Fill out this form to email this article to a friend
Troubled fund hits cities hard
A Bank of America cash fund couldn't meet withdrawals.
By HELEN HUNTLEY, Times Staff Writer
Published January 12, 2008
The state's Local Government Investment Pool isn't the only cash fund to run into problems with mortgage-backed securities. Florida cities, including St. Petersburg, New Port Richey and Seminole, invested in another of those problematic funds, Bank of America's Columbia Strategic Cash Portfolio. When the Columbia fund couldn't meet withdrawal demands, it distributed securities to investors instead of giving them cash. Although the market for the securities has dried up, they are still paying 5 percent interest. Florida Trend magazine reported that the city of St. Petersburg got stuck with $65-million of the illiquid securities, which it plans to hold to maturity.
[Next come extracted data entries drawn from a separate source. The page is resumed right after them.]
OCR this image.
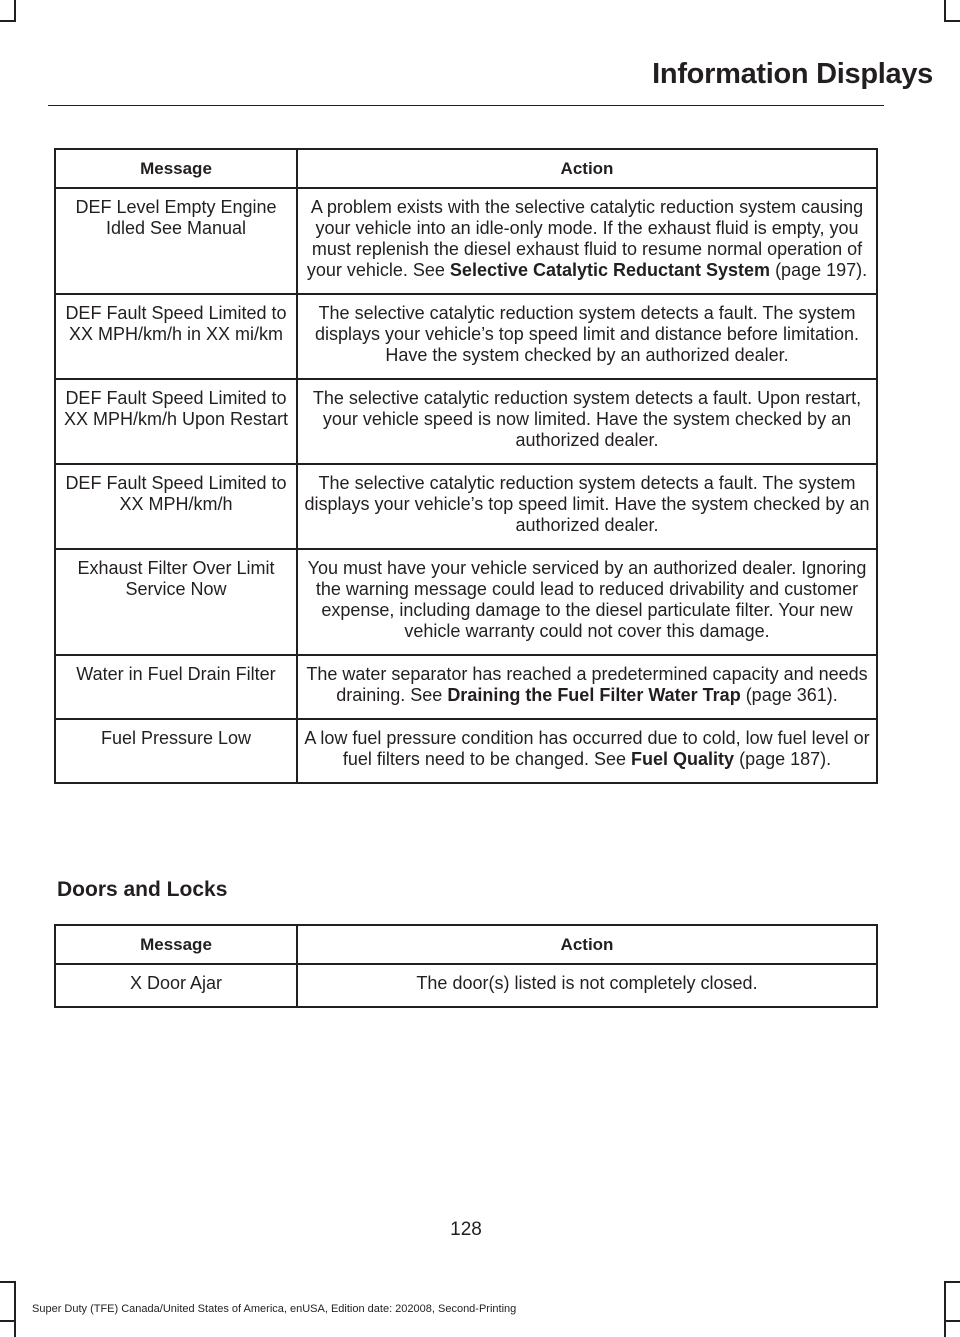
Information Displays
Message	Action
DEF Level Empty Engine Idled See Manual	A problem exists with the selective catalytic reduction system causing your vehicle into an idle-only mode. If the exhaust fluid is empty, you must replenish the diesel exhaust fluid to resume normal operation of your vehicle. See Selective Catalytic Reductant System (page 197).
DEF Fault Speed Limited to XX MPH/km/h in XX mi/km	The selective catalytic reduction system detects a fault. The system displays your vehicle’s top speed limit and distance before limitation. Have the system checked by an authorized dealer.
DEF Fault Speed Limited to XX MPH/km/h Upon Restart	The selective catalytic reduction system detects a fault. Upon restart, your vehicle speed is now limited. Have the system checked by an authorized dealer.
DEF Fault Speed Limited to XX MPH/km/h	The selective catalytic reduction system detects a fault. The system displays your vehicle’s top speed limit. Have the system checked by an authorized dealer.
Exhaust Filter Over Limit Service Now	You must have your vehicle serviced by an authorized dealer. Ignoring the warning message could lead to reduced drivability and customer expense, including damage to the diesel particulate filter. Your new vehicle warranty could not cover this damage.
Water in Fuel Drain Filter	The water separator has reached a predetermined capacity and needs draining. See Draining the Fuel Filter Water Trap (page 361).
Fuel Pressure Low	A low fuel pressure condition has occurred due to cold, low fuel level or fuel filters need to be changed. See Fuel Quality (page 187).
Doors and Locks
Message	Action
X Door Ajar	The door(s) listed is not completely closed.
128
Super Duty (TFE) Canada/United States of America, enUSA, Edition date: 202008, Second-Printing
Finance director Jeff Spies told Trend that the city got caught in "atrocious" timing, asking to withdraw its money the day Columbia froze the fund. New Port Richey, Seminole and a group of other Florida cities were more fortunate. Instead of investing directly with the Columbia fund, they invested through a fund run by the Florida League of Cities, which decided to bail out its investors. Trend,which like the St. Petersburg Times is owned by Times Publishing, reported that the league assumed all the risk of loss on the $187-million in investments and borrowed $156-million to create a new, liquid investment pool for cities. "The action the league took demonstrated fiduciary responsibility," said Rick Snyder, finance director for New Port Richey, which had $18.6-million at stake. "The state of Florida should demonstrate that same responsibility."